Releases: bitbank2/JPEGDEC
Fixed for Arduino targets
Recent changes for Intel + Arm64 broke the MCU reference code. I stabilized the code again, but had to temporarily disable the M4/M7 SIMD optimizations. I'll work on a new release to re-enable them. Meanwhile... For x86/x64 and Arm64, the optimizations make the code quite a bit faster.
Fix 16-byte alignment of buffers for ESP32-S3 SIMD
I thought I had this working properly in build 1.4.0, but a user alerted me that the 16-byte alignment of the pixel buffer and MCU buffers wasn't always guaranteed, so this release adds specific code to ensure that both of those buffers are always 16-byte aligned.
Added ESP32-S3 SIMD
This release adds initial support for accelerating the decode by using the ESP32-S3's SIMD instructions. My measurements show a 20-40% speedup depending on the options. I wrote a short blog post about how I figured out how to use these instructions here:
https://bitbanksoftware.blogspot.com/2024/01/surprise-esp32-s3-has-few-simd.html
Fixed simd conflict on Cortex-M
In the last release I added NEON optimizations for the output stage and unfortunately they were enabled for Cortex-M targets too. This caused a compiler error. This release fixes the issue.
RGBA 32-bit and initial aarch64 SIMD
I corrected some errors in the 16 different permutations of subsampling and scaling options. I also added an experimental set of code to optimize the color conversion for aarch64 (Arm NEON) for the 4:2:0 subsampling, full size output. On my MacBook Air M1, it doubles the decode speed. A 126K 938x698 file decodes in just 8 milliseconds (previously 15 milliseconds). I can optimize this code for x86 and Arm desktop usage, but need to evaluate the cost/benefit of investing the time. I believe my code can beat libjpeg-turbo for certain situations (if I fully deploy SIMD optimizations). Please let me know if you need this code optimized for your desktop application.
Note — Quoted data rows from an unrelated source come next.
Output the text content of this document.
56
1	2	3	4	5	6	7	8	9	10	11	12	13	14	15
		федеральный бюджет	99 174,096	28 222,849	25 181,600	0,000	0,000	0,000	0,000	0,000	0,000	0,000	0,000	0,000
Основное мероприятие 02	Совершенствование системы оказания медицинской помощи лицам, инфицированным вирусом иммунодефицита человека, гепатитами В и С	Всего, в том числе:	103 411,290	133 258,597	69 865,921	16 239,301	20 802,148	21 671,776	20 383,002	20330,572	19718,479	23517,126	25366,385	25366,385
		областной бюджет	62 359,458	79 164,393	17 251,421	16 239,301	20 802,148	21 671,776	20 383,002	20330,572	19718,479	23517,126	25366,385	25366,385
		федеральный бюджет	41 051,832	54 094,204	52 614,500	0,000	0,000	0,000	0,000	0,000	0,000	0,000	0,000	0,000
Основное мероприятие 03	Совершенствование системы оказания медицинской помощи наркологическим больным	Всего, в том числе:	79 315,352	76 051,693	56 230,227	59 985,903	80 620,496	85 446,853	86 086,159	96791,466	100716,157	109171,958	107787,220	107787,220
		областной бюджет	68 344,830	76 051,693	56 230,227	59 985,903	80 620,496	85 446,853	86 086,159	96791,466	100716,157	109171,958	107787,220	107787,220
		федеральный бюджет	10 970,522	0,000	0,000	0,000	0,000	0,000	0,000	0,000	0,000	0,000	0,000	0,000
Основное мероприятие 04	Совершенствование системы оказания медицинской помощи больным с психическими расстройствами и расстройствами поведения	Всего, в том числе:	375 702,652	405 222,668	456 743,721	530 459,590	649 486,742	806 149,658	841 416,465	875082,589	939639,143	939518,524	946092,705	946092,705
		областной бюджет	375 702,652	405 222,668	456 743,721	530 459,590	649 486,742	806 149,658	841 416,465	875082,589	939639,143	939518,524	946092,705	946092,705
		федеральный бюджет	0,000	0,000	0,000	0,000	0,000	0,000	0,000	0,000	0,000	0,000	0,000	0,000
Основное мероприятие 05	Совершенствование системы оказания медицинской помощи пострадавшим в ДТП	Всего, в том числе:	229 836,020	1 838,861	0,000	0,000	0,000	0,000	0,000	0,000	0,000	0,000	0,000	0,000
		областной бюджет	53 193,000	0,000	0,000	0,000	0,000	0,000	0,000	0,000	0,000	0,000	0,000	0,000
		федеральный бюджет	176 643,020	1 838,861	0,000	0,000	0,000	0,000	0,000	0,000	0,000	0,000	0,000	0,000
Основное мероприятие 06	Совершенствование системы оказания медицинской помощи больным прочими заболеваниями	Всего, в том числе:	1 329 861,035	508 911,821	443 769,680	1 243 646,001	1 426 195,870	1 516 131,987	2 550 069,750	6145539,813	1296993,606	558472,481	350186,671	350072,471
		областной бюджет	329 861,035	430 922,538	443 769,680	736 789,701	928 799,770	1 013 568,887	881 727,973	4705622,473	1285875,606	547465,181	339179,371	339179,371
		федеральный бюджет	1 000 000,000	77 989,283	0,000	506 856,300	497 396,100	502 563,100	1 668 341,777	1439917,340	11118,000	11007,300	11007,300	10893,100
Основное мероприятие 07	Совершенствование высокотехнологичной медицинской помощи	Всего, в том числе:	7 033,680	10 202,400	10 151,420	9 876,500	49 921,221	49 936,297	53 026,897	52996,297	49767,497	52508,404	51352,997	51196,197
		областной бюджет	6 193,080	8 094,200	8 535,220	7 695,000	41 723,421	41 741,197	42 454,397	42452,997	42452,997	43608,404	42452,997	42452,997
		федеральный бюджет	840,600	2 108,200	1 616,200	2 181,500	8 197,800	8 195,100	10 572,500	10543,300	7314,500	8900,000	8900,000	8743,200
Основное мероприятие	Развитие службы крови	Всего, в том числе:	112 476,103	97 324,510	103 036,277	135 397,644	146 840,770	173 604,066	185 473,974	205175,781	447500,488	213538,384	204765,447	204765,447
fixed compiler warnings for new RGB8888 code
The warnings of pointer type difference (uint32_t * vs uint16_t *) can create errors depending on the compiler settings. This change casts all of the pointers to the correct type.
Added RGB8888 pixel type
This release adds support for outputting RGB8888 (RGBA 32-bit) pixels. All options are supported the same way. The output pixel buffer can only hold half as many 32-bit pixels compared to 16-bit pixels. I also updated the Linux example to allow file conversion of JPEG to Windows BMP files (32-bit pixels).
Added HTTP Stream API and indicator of clipped MCUs to draw callback
This release adds the open() method to work with streams and provides a new variable to the JPEGDRAW callback (iWidthUsed). For images which are not an exact multiple of MCUs wide, this variable allows you to know when to clip columns off the right edge, but doesn't change the bytes-per-line behavior of the output pixels. For example, if a non-subsampled color image is 33 pixels wide, the JPEGDraw callback will provide strips of pixels 40 wide (5 x mcu width 8). For the call containing the right edge, the iWidthUsed variable will be different from the iWidth variable to alert you of pixels to be clipped.
Added context/user pointer to draw callback
This release adds the ability to have a user-supplied context pointer passed to the JPEGDRAW callback function.
esp32_demo fix
This release fixes a problem with the decoder comparing the output Y value with the current Y when there is a starting offset. It also updates the esp32_demo sketch to reflect the changes to both the bb_spi_lcd library and JPEGDEC.